O facto de as próprias teorias científicas se basearem num pensamento de tipo filosófico — 
quer isto seja explícito na história da ciência quer seja apenas implícito e esteja à espera que o 
historiador e o filósofo o tragam à luz — significa também que temos de ter cuidado com 
tentativas demasiado ingénuas para resolver questões filosóficas tradicionais por meio dos 
resultados da ciência. Os argumentos que visam estabelecer que um dado resultado da ciência 
resolve conclusivamente uma questão filosófica tradicional numa ou noutra direcção perdem 
de vista muito frequentemente o modo como os pressupostos filosóficos implícitos foram 
integrados na teoria que está a ser usada para resolver o debate. Caso se tivessem feito outras 
escolhas filosóficas na própria ciência, as implicações que a ciência teria na filosofia poderiam 
parecer muitíssimo diferentes. 
 
Em qualquercaso, é muito claro que, ao nível da sua maior generalidade e das suas tentativas 
para lidar com a natureza ao nível mais fundamental, a ciência não é uma disciplina cuja 
natureza se possa distinguir radicalmente da filosofia.
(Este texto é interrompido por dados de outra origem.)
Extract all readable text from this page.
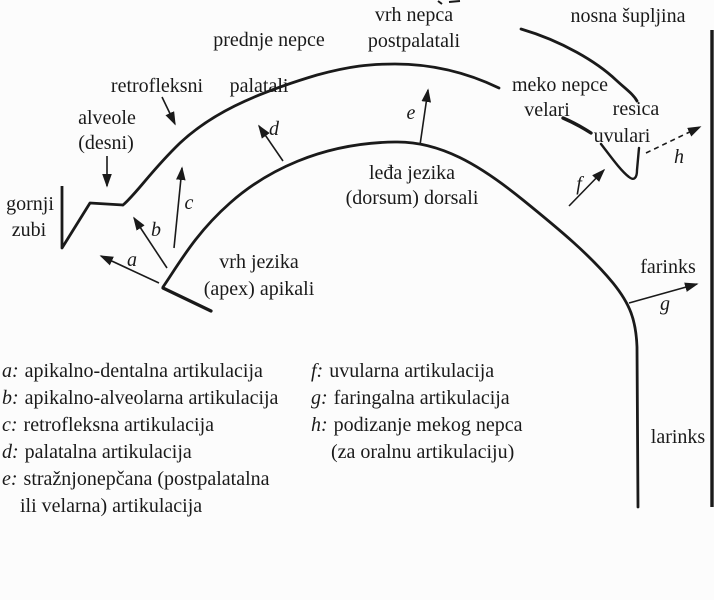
prednje nepce
vrh nepca
postpalatali
nosna šupljina
retrofleksni palatali
alveole
(desni)
meko nepce
velari resica
uvulari
gornji
zubi
vrh jezika
(apex) apikali
leđa jezika
(dorsum) dorsali
farinks
larinks
a
b
c
d
e
f
g
h
a: apikalno-dentalna artikulacija
b: apikalno-alveolarna artikulacija
c: retrofleksna artikulacija
d: palatalna artikulacija
e: stražnjonepčana (postpalatalna
ili velarna) artikulacija
f: uvularna artikulacija
g: faringalna artikulacija
h: podizanje mekog nepca
(za oralnu artikulaciju)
E a melhor maneira de fazer filosofia é 
usar um método cuja teorização, como na ciência, se confronte sempre com a natureza das 
coisas tal como esta nos é revelada por essa experiência subtil a que chamamos “observação e 
experimentação científicas”. 
 
Lawrence Sklar 
 
Retirado de Philosophy of Physics, de Lawrence Sklar (Oxford University Press, 1992).